À l'occasion de ces exercices, j'ai beaucoup vécu avec les officiers généraux russes, et je les ai souvent reçus chez moi. Il y eut promptement entre nous une grande cordialité, resserrée par les souvenirs du champ de bataille. Le métier des armes comporte et amène une fraternité qui établit des rapporte faciles entre les gens de guerre de tous les pays, et particulièrement entre ceux qui se sont vus en face les uns des autres, noble mouvement du coeur humain, dont l'application se trouve dans l'estime qui résulte en soi-même et aux yeux des autres de l'accomplissement de ses devoirs; car les meilleurs juges en cette circonstance sont ceux qui en ont été les victimes. On fait un triste accueil à un général qui s'est laissé facilement battre, et lui-même ne se rappelle une époque honteuse qu'avec embarras. On éprouve des sentiments d'une tout autre nature pour celui qui nous a battu ou pour celui qui, quoique battu, n'a cédé qu'à la puissance du nombre et a fait une longue et vigoureuse résistance. Il est dans la nature de l'homme de respecter ce qui a le caractère de la force. On redoute celle qui nous menace; on chérit celle qui nous protège, et l'idée de la force porte avec elle un caractère toujours imposant. Or rien ne la constate, rien ne la caractérise davantage et ne l'embellit plus que le courage dans les revers et dans le malheur. En rapportant ces observations à ce qui me concerne, je dirai qu'en 1813 et 1814 j'ai presque constamment combattu les Russes et les Prussiens, et que, quand je ne les ai pas battus, je leur ai fait payer cher leur victoire. C'est à ces souvenirs que j'attribue l'accueil personnel si favorable et si bienveillant que j'ai reçu en Russie.

Je parlerai de l'état-major russe avec une grande réserve. Beaucoup d'officiers généraux n'étaient ni à Pétersbourg ni à Moscou, et les absents pouvaient être les plus distingués. Toutefois, après avoir cité le comte Michel Woronzoff, exprimé la haute estime que je porte à son caractère et à sa capacité, ainsi que l'étonnement qu'un homme de cette distinction soit aussi peu employé, je dirai qu'en masse les généraux que j'ai vus m'ont paru assez faibles.

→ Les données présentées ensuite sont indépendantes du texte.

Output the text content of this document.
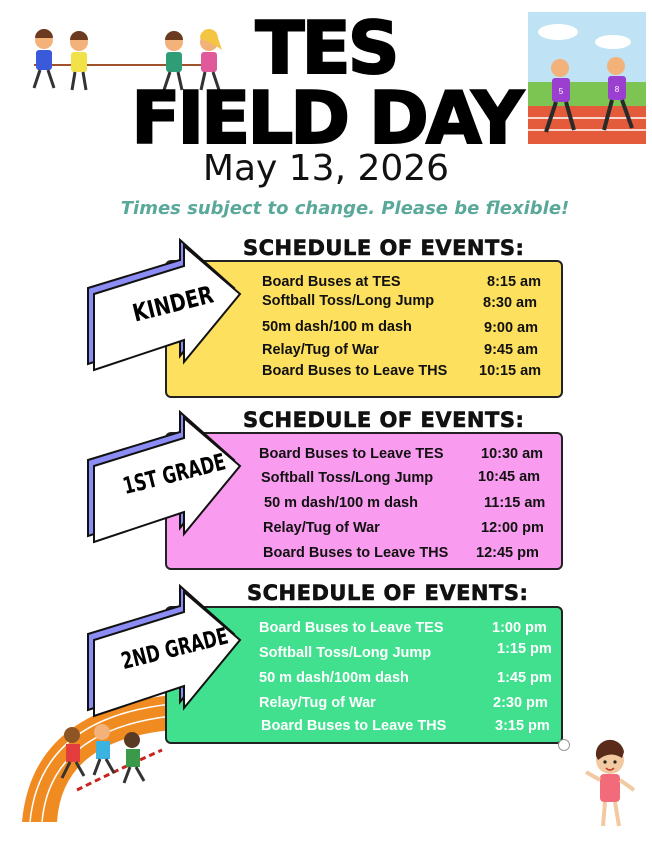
5	8
TES
FIELD DAY
May 13, 2026
Times subject to change. Please be flexible!
SCHEDULE OF EVENTS:
Board Buses at TES	8:15 am
Softball Toss/Long Jump	8:30 am
50m dash/100 m dash	9:00 am
Relay/Tug of War	9:45 am
Board Buses to Leave THS 10:15 am
KINDER
SCHEDULE OF EVENTS:
Board Buses to Leave TES	10:30 am
Softball Toss/Long Jump	10:45 am
50 m dash/100 m dash	11:15 am
Relay/Tug of War	12:00 pm
Board Buses to Leave THS 12:45 pm
1ST GRADE
SCHEDULE OF EVENTS:
Board Buses to Leave TES	1:00 pm
Softball Toss/Long Jump	1:15 pm
50 m dash/100m dash	1:45 pm
Relay/Tug of War	2:30 pm
Board Buses to Leave THS	3:15 pm
2ND GRADE
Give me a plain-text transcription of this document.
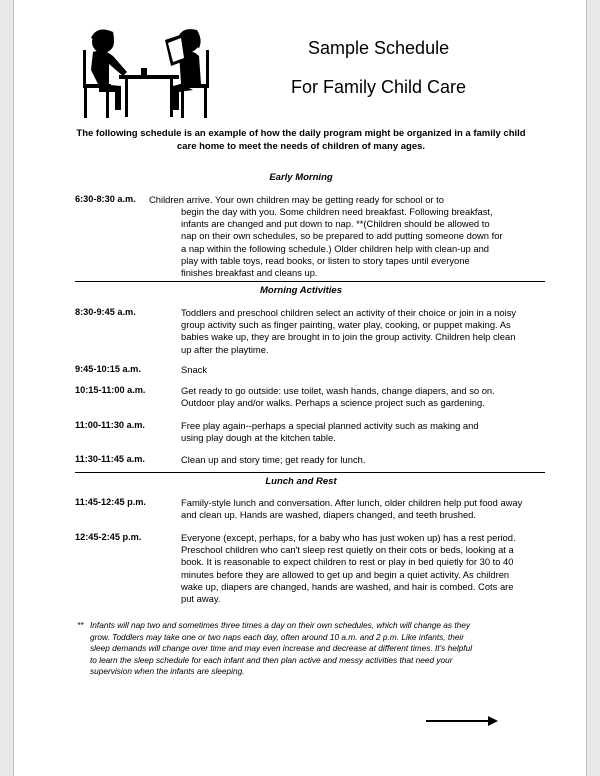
Sample Schedule
For Family Child Care
The following schedule is an example of how the daily program might be organized in a family child
care home to meet the needs of children of many ages.
Early Morning
6:30-8:30 a.m. Children arrive. Your own children may be getting ready for school or to

begin the day with you. Some children need breakfast. Following breakfast,

infants are changed and put down to nap. **(Children should be allowed to

nap on their own schedules, so be prepared to add putting someone down for

a nap within the following schedule.) Older children help with clean-up and

play with table toys, read books, or listen to story tapes until everyone

finishes breakfast and cleans up.

Morning Activities
8:30-9:45 a.m.	Toddlers and preschool children select an activity of their choice or join in a noisy

group activity such as finger painting, water play, cooking, or puppet making. As

babies wake up, they are brought in to join the group activity. Children help clean

up after the playtime.

9:45-10:15 a.m.	Snack

10:15-11:00 a.m.	Get ready to go outside: use toilet, wash hands, change diapers, and so on.

Outdoor play and/or walks. Perhaps a science project such as gardening.

11:00-11:30 a.m.	Free play again--perhaps a special planned activity such as making and

using play dough at the kitchen table.

11:30-11:45 a.m.	Clean up and story time; get ready for lunch.

Lunch and Rest
11:45-12:45 p.m.	Family-style lunch and conversation. After lunch, older children help put food away

and clean up. Hands are washed, diapers changed, and teeth brushed.

12:45-2:45 p.m.	Everyone (except, perhaps, for a baby who has just woken up) has a rest period.

Preschool children who can't sleep rest quietly on their cots or beds, looking at a

book. It is reasonable to expect children to rest or play in bed quietly for 30 to 40

minutes before they are allowed to get up and begin a quiet activity. As children

wake up, diapers are changed, hands are washed, and hair is combed. Cots are

put away.

** Infants will nap two and sometimes three times a day on their own schedules, which will change as they
grow. Toddlers may take one or two naps each day, often around 10 a.m. and 2 p.m. Like infants, their
sleep demands will change over time and may even increase and decrease at different times. It's helpful
to learn the sleep schedule for each infant and then plan active and messy activities that need your
supervision when the infants are sleeping.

Je parle ici non de l'instruction proprement dite, que j'ai été peu à même de juger à fond, mais de cette physionomie à laquelle nous autres gens de guerre nous reconnaissons assez vite les bons officiers. Toutefois j'ai remarqué un général Vassiltchicoff qui a toute l'apparence d'un militaire distingué; le général Benkendorf qui commandait une division de cuirassiers de la garde; le général Tolstoï, homme de jugement et d'expérience. Il est indubitable qu'il y a un grand nombre de généraux à la hauteur de ceux que je viens de nommer.

Dans les grandes armées, après de longues guerres, il se forme nécessairement beaucoup de généraux capables de conduire et de bien commander huit à dix mille hommes; car, pour cet emploi, il ne faut que trois choses: du courage, du bon sens et de l'expérience; mais, pour les fonctions d'un ordre supérieur, il faut bien d'autres qualités. Aussi, dans tous les pays et dans tous les temps, les gens capables de les remplir sont rares.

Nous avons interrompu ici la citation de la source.